Le lycée derrière lui depuis un an, en 1949, il se retrouve guitariste au sein d’un groupe country semi-pro, avec Paul Whaley (vocal) les jumeaux Kern & Keith Kennedy (au même piano, Kern du côté des basses, Keith de l’autre côté !), qui ont appris l’instrument dans le sous-sol de l’église baptiste de Tuckerman, Russell Smith (batterie), Johnny Ray Hubbard (contrebasse), Al Wilson (violon ?) et Bob Armstrong (accordéon).
Puis Whaley quitte le groupe pour la Californie et, en 1950, Sonny (guitare) Johnny Ray Hubbard (contrebasse) Gerald Jackson (batterie) Forest Miller (violon) sont engagés pour accompagner, dans une émission radio locale (probablement sur KNBY) quotidienne et très matinale (6h30/ 7h), Fred Wayner (pseudo de l’époque de Fred Segrest) un chanteur hillbilly qui vit alors à Newport et deviendra célèbre sous le nom de Freddie Hart. Il aura même un disque d’or en 1971 avec Easy livin’. A son tour, Wayner part en Californie.
En 1951, Sonny est appelé sous les drapeaux. C’est l’époque de la guerre de Corée et il y échappe, se retrouvant instructeur de la police militaire à Heidelberg, Allemagne. Il y fait partie d’un nouveau groupe country, avec trois Texans, les frères Cook et un chanteur dont il a oublié le nom. Le groupe passe une audition et fait partie des huit retenus pour le Grand Ole Opry de l’USEURAC (les initiales doivent signifier quelque chose comme Théâtre aux armées des troupes US en Europe).
Sonny est libéré de ses obligations militaires en 1953. Il revient à Newport, où il trouve du travail dans une usine de fabrication de boîtes. Son ambition de l’époque est de faire carrière dans le baseball, au pire devenir fermier. Les événements vont en décider autrement...
Il retrouve Kern Kennedy et Hubbard, devenu fermier, rejoints par Russell Smith, alors comptable pour un concessionaire auto local, et les Moonlighters sont nés en 1954. Leur nom vient du Silver Moon, un club de la ville. C’est Sonny qui, dorénavant, assure le vocal. Ils se retrouvent souvent chez Hubbard, où un mandoliniste de 14 ans, Joe E. Lewis, les rejoint lors des répétitions. Il entre dans le groupe fin 1955, comme deuxième guitariste et chanteur.

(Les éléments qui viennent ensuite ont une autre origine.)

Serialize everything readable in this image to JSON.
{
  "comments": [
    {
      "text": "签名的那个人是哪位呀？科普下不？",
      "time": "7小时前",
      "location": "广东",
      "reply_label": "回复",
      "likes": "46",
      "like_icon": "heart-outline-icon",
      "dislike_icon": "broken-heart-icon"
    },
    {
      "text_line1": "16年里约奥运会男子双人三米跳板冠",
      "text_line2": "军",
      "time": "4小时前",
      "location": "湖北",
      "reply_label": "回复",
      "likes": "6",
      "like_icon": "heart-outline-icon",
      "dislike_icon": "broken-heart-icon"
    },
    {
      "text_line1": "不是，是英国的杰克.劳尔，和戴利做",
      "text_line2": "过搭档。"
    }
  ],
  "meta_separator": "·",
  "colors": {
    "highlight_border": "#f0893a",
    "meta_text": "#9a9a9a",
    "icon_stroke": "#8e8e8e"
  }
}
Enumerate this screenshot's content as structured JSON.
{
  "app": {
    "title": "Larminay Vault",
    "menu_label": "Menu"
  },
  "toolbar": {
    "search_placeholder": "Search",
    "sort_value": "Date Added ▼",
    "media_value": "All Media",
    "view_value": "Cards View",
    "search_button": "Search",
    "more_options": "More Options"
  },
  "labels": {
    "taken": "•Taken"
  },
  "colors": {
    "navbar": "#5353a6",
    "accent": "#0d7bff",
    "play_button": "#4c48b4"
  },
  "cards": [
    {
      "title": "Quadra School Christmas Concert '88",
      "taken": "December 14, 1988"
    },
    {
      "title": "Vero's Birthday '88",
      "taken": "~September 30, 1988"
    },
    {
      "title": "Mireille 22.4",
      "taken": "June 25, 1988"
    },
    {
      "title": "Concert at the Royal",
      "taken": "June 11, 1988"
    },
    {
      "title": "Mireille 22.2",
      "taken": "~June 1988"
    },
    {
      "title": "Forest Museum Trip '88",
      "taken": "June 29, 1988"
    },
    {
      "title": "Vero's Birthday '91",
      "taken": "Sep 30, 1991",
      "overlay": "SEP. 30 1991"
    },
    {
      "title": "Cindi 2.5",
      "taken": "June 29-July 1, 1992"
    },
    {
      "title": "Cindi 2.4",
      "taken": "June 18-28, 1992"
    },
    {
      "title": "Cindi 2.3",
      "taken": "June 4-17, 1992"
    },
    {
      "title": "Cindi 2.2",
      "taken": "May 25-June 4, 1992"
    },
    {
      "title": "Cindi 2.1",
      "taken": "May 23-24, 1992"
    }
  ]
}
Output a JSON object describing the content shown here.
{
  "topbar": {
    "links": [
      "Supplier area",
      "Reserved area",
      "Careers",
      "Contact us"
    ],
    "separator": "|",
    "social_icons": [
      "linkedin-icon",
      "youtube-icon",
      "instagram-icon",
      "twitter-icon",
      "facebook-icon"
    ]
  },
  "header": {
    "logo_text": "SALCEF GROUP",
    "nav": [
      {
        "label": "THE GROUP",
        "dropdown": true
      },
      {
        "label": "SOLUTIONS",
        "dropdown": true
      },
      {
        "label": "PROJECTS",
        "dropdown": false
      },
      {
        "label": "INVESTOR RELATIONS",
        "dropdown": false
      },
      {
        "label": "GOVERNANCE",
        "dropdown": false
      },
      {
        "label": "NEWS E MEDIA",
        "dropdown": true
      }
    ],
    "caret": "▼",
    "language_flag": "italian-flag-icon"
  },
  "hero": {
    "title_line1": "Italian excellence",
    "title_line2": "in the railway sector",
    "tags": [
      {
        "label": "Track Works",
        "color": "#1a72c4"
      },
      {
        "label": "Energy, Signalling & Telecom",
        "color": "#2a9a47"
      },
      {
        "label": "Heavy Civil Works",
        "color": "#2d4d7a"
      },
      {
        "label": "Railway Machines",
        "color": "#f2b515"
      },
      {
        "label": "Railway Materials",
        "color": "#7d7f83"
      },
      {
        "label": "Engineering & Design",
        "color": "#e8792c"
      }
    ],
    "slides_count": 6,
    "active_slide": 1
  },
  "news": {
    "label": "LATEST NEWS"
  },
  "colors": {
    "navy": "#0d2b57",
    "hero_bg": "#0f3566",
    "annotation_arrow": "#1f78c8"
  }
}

Les Moonlighters ont alors un répertoire western swing/ hillbilly boogie. Ils passent dans les bars et salles de bal autour de Newport, la seule ville “humide“ (où on peut boire de l’alcool en public) du nord-est de l’Arkansas. Les comtés alentour étant secs, les clubs de Newport marchent bien et laissent même entrer les adolescents, alors que c’est illégal. Le plus important est le Silver Moon, d’une capacité de 1 000 personnes. Il y a aussi le Porky‘s Rooftop, Mike‘s 67 Club et le club 11/70 à Hazen. Ils se produisent généralement au B & I de Bob King, près de Swifton, le vendredi, le groupe jazz de quatre Noirs du saxophoniste Punky Cold well monopolisant le samedi.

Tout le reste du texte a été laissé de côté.